Neural Net Architecture is not a playground for those that demand instant gratification. The endless trials with slight variations of one parameter or another (made ever so much worse when you don’t take rigorous notes, head slap) provide feedback only when they are good and ready. So it is much like watching water boil. While we’re waiting. Lets break out Python’s cProfile and see what is going on under the hood, just to pass the time, of course.
That’s a lot of time to be spending with the binomial method. Now something suddenly makes sense. Several weeks ago in early testing on AWS there seemed to be little difference between training on a CPU optimized instance and a GPU optimized one. That in itself did not seem to surprising as there isn’t much in a neural net that lends itself to parallelization. The backpropogation at any given point depeneds entirely on every calculation that comes before it.

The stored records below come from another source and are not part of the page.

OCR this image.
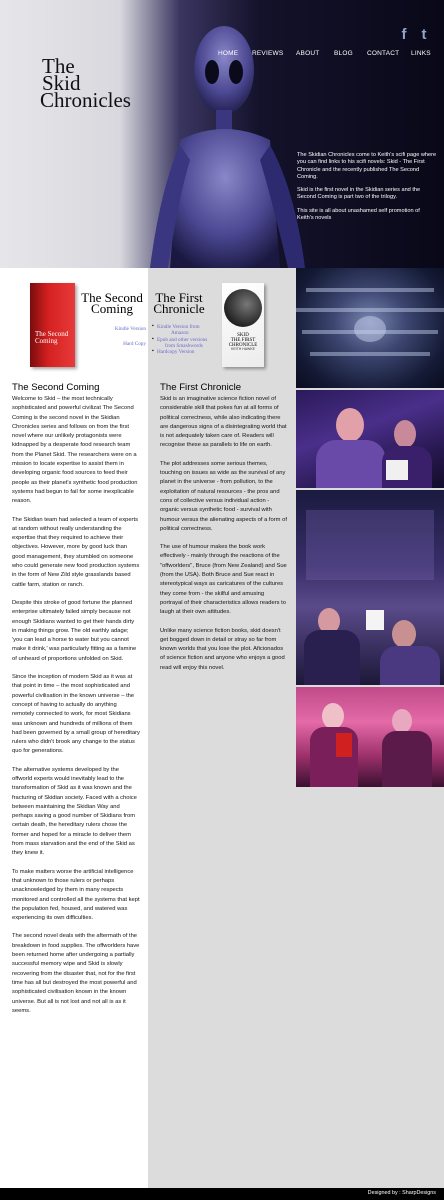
The
Skid
Chronicles
f t
HOME REVIEWS ABOUT BLOG CONTACT LINKS

The Skidian Chronicles come to Keith's scifi page where you can find links to his scifi novels: Skid - The First Chronicle and the recently published The Second Coming.

Skid is the first novel in the Skidian series and the Second Coming is part two of the trilogy.

This site is all about unashamed self promotion of Keith's novels

The Second
Coming
The Second
Coming
Kindle Version
Hard Copy
The First
Chronicle
▪ Kindle Version from
Amazon
▪ Epub and other versions
from Smashwords
▪ Hardcopy Version
SKID
THE FIRST
CHRONICLE
KEITH HAWKE
The Second Coming

Welcome to Skid – the most technically sophisticated and powerful civilizat The Second Coming is the second novel in the Skidian Chronicles series and follows on from the first novel where our unlikely protagonists were kidnapped by a desperate food research team from the Planet Skid. The researchers were on a mission to locate expertise to assist them in developing organic food sources to feed their people as their planet's synthetic food production systems had begun to fail for some inexplicable reason.

The Skidian team had selected a team of experts at random without really understanding the expertise that they required to achieve their objectives. However, more by good luck than good management, they stumbled on someone who could generate new food production systems in the form of New Zild style grasslands based cattle farm, station or ranch.

Despite this stroke of good fortune the planned enterprise ultimately failed simply because not enough Skidians wanted to get their hands dirty in making things grow. The old earthly adage; 'you can lead a horse to water but you cannot make it drink,' was particularly fitting as a famine of unheard of proportions unfolded on Skid.

Since the inception of modern Skid as it was at that point in time – the most sophisticated and powerful civilisation in the known universe – the concept of having to actually do anything remotely connected to work, for most Skidians was unknown and hundreds of millions of them had been governed by a small group of hereditary rulers who didn't brook any change to the status quo for generations.

The alternative systems developed by the offworld experts would inevitably lead to the transformation of Skid as it was known and the fracturing of Skidian society. Faced with a choice between maintaining the Skidian Way and perhaps saving a good number of Skidians from certain death, the hereditary rulers chose the former and hoped for a miracle to deliver them from mass starvation and the end of the Skid as they knew it.

To make matters worse the artificial intelligence that unknown to those rulers or perhaps unacknowledged by them in many respects monitored and controlled all the systems that kept the population fed, housed, and watered was experiencing its own difficulties.

The second novel deals with the aftermath of the breakdown in food supplies. The offworlders have been returned home after undergoing a partially successful memory wipe and Skid is slowly recovering from the disaster that, not for the first time has all but destroyed the most powerful and sophisticated civilisation known in the known universe. But all is not lost and not all is as it seems.

The First Chronicle

Skid is an imaginative science fiction novel of considerable skill that pokes fun at all forms of political correctness, while also indicating there are dangerous signs of a disintegrating world that is not adequately taken care of. Readers will recognise these as parallels to life on earth.

The plot addresses some serious themes, touching on issues as wide as the survival of any planet in the universe - from pollution, to the exploitation of natural resources - the pros and cons of collective versus individual action - organic versus synthetic food - survival with humour versus the alienating aspects of a form of political correctness.

The use of humour makes the book work effectively - mainly through the reactions of the "offworlders", Bruce (from New Zealand) and Sue (from the USA). Both Bruce and Sue react in stereotypical ways as caricatures of the cultures they come from - the skilful and amusing portrayal of their characteristics allows readers to laugh at their own attitudes.

Unlike many science fiction books, skid doesn't get bogged down in detail or stray so far from known worlds that you lose the plot. Aficionados of science fiction and anyone who enjoys a good read will enjoy this novel.

Designed by : SharpDesigns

However, in a recent of fit watching the water boil, I splurged and gave the GPU another go, this time with an identical architecture to one running on the CPU opt. instance. And magically … a 10-fold increase! What changed? Aha! During the first look at GPU’s I was testing regularization (so I had neuron dropout turn off) to prevent overfitting. But since then I had gone back to dropout experiments (and hence regularization) turned off.
So what does binomial have to do with all this? That is the function that creates the random mask over the neurons to turn some of them off for a particular pass. This however is something that can be parallelized. Of course, the GPU will be making hay with this. Now I just need to decide if dropout is worth that much time. Heh, I guess that’s what bigger computers are for.
Thanks Hobson for the insight on this one.